The infusion of ground ivy has a large application potential due to the profile and content of bioactive substances. Therefore, bread enriched with ground ivy can be an excellent option for consumers seeking natural, health-boosting ingredients. The presented research results prove that it significantly increases the antioxidant potential of bread. Moreover, it offers a range of medicinal properties, i.e., anti-inflammatory, respiratory and digestive health benefits [22,23]. The inclusion of flavorful herbs like ground ivy can also reduce the need for excess salt, sugar or unhealthy fats in bread recipes. This could make the bread a healthier option, especially for people looking to reduce their intake of sodium or added sugars. Taking into account the promising results of research on the use of infusions from ground ivy for bread production, research is planned to enrich other bakery products with this additive, i.e., rolls and croissants. Due to the growing popularity of other ready-made flour products such as tortillas, burger rolls and pasta, these products can also be a matrix for enrichment with infusions based on the Glechoma hederacea L. herb.

4. Conclusions

In this study, an attempt was made to enrich wheat bread with an infusion based on dried ground ivy herb. The conducted research is innovative from the point of view of studies on the usefulness of various plant raw materials that can potentially improve the health-promoting properties of bread. The obtained research results provide a lot of information related to the effect of GH infusion on the fermentation properties of flour and the quality of bread, including the content of bioactive components in the finished product. It was found that replacing water with ground ivy infusions of various concentrations (1, 3, 5%) affected the fermentation properties of flour, the values of flour and dough parameters determined using a farinograph and the quality, including the health-promoting properties of bread. The fermentation properties of wheat flour deteriorated, because the samples containing GH infusion were characterized by a smaller volume of CO₂ produced and carbon dioxide released outside the dough and retained in the dough. The water absorption of the flour and the dough development time increased with the increase in the infusion concentration. In turn, the dough stability did not change nor was it extended under the influence of G. hederacea L. infusions, but at the same time, an increase in dough softening was noted. The GH infusion had an adverse effect on the volume of bread and the color of the crumb. Nevertheless, the infusion of ground ivy improved the antioxidant potential of bread and the content of total polyphenols. UPLC analysis allowed the identification of 11 phenolic compounds, among which rutin dominated. This indicates the probable pro-health potential of bread enriched with the infusion of the ground ivy herb.

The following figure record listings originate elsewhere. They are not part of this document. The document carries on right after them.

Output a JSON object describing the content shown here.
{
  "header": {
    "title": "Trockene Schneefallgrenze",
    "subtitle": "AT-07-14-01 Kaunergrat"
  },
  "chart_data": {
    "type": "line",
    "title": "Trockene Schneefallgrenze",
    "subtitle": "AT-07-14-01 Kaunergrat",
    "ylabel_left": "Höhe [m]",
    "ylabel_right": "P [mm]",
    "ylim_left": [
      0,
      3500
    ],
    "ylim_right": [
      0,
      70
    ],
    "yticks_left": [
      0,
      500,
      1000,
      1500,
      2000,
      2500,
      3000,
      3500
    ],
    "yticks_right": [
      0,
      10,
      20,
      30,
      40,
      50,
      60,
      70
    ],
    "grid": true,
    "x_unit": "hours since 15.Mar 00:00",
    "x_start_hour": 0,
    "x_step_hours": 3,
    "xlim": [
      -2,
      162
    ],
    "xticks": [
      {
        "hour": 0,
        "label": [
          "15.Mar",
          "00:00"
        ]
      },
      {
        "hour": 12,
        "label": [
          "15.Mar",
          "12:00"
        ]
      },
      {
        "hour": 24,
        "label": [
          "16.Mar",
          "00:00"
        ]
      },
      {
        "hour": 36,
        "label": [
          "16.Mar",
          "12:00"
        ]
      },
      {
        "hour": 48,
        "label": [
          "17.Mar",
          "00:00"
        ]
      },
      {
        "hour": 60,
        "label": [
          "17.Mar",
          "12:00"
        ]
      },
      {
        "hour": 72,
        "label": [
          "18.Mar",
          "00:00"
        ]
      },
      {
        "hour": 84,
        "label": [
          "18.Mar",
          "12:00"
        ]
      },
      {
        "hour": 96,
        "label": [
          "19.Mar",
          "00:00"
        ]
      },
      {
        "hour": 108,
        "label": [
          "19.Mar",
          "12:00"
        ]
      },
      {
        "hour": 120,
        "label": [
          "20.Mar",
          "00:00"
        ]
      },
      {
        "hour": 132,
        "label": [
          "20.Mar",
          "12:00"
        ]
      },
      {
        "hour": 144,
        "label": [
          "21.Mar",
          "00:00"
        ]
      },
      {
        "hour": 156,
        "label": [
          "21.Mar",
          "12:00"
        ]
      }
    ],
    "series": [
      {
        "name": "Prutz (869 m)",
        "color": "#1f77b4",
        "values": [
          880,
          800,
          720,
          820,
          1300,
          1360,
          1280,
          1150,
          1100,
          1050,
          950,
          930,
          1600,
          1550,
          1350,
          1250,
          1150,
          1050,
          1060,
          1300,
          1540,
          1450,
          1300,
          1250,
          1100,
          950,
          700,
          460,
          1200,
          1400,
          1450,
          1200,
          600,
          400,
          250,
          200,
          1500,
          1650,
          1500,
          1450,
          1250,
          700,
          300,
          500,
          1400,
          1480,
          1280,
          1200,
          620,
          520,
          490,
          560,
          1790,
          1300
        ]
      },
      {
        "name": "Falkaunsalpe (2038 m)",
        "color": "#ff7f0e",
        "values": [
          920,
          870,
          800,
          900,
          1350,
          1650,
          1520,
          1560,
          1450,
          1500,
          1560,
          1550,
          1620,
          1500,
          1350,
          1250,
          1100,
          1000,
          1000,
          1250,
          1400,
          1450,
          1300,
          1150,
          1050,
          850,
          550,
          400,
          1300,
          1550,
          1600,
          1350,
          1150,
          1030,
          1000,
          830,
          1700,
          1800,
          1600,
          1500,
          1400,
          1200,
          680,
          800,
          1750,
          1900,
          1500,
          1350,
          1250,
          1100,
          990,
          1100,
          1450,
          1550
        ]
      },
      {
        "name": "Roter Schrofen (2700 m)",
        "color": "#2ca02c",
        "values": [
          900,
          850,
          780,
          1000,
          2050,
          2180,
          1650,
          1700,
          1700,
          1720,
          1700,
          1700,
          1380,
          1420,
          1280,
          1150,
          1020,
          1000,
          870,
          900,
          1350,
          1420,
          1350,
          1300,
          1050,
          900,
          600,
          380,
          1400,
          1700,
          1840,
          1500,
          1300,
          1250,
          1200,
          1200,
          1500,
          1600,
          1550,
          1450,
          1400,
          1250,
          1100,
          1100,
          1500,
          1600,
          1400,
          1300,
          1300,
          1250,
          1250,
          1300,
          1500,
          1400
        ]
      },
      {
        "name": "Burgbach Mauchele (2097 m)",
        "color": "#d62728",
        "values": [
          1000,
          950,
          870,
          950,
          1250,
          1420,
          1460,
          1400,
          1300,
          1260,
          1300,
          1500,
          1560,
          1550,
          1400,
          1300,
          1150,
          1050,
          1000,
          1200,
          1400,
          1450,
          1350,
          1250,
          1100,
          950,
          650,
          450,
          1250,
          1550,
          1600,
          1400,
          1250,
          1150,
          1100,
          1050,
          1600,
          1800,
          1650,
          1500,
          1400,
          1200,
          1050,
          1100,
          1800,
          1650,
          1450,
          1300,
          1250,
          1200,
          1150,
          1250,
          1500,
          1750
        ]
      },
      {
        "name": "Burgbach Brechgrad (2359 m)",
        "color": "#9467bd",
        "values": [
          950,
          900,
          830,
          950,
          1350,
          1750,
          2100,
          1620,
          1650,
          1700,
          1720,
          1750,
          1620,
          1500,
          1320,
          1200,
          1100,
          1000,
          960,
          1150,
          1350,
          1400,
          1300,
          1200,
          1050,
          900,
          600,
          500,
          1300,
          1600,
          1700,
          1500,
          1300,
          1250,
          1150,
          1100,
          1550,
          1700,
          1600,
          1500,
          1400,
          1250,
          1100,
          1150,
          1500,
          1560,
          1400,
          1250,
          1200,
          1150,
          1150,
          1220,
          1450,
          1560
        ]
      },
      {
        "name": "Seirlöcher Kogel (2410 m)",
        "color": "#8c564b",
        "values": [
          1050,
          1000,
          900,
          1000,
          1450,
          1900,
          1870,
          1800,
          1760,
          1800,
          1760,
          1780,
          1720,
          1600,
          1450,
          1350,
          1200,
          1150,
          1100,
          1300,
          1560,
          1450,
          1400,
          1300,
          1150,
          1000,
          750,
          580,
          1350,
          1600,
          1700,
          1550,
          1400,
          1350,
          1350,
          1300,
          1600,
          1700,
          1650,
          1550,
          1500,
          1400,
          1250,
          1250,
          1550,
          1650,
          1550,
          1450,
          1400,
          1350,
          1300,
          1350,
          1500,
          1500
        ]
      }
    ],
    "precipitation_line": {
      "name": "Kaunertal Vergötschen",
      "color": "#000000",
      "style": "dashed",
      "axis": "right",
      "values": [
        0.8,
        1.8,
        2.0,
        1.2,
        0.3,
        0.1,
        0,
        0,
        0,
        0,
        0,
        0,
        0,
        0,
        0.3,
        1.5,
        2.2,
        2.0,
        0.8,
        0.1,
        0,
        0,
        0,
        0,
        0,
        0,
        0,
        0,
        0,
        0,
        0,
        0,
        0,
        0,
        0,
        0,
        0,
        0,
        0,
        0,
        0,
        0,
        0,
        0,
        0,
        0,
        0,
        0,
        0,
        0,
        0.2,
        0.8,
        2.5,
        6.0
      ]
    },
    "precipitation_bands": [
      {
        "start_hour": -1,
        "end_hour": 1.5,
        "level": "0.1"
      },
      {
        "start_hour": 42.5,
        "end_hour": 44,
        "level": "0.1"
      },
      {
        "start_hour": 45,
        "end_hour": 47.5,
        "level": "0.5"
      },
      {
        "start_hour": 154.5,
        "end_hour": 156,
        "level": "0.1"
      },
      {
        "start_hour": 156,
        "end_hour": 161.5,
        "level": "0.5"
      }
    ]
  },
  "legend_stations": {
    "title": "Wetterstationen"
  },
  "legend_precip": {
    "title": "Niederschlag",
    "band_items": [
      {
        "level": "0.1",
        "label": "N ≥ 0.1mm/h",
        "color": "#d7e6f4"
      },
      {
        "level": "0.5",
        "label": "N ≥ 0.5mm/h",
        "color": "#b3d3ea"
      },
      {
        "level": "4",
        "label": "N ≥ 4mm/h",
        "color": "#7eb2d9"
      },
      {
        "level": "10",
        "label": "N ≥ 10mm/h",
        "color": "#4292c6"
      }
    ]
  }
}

Therefore, the infusion of ground ivy is an interesting additive enriching wheat bread in terms of bioactive substances. However, replacing water in the recipe with a GH infusion with a concentration of 3% may be a compromise between technological parameters and pro-health values from a technological point of view. In the future, research should also be undertaken related to the sensory and consumer evaluation of the obtained bread, because its results are not only necessary to determine the level of ground ivy addition but also crucial for the consumer acceptance of the new product.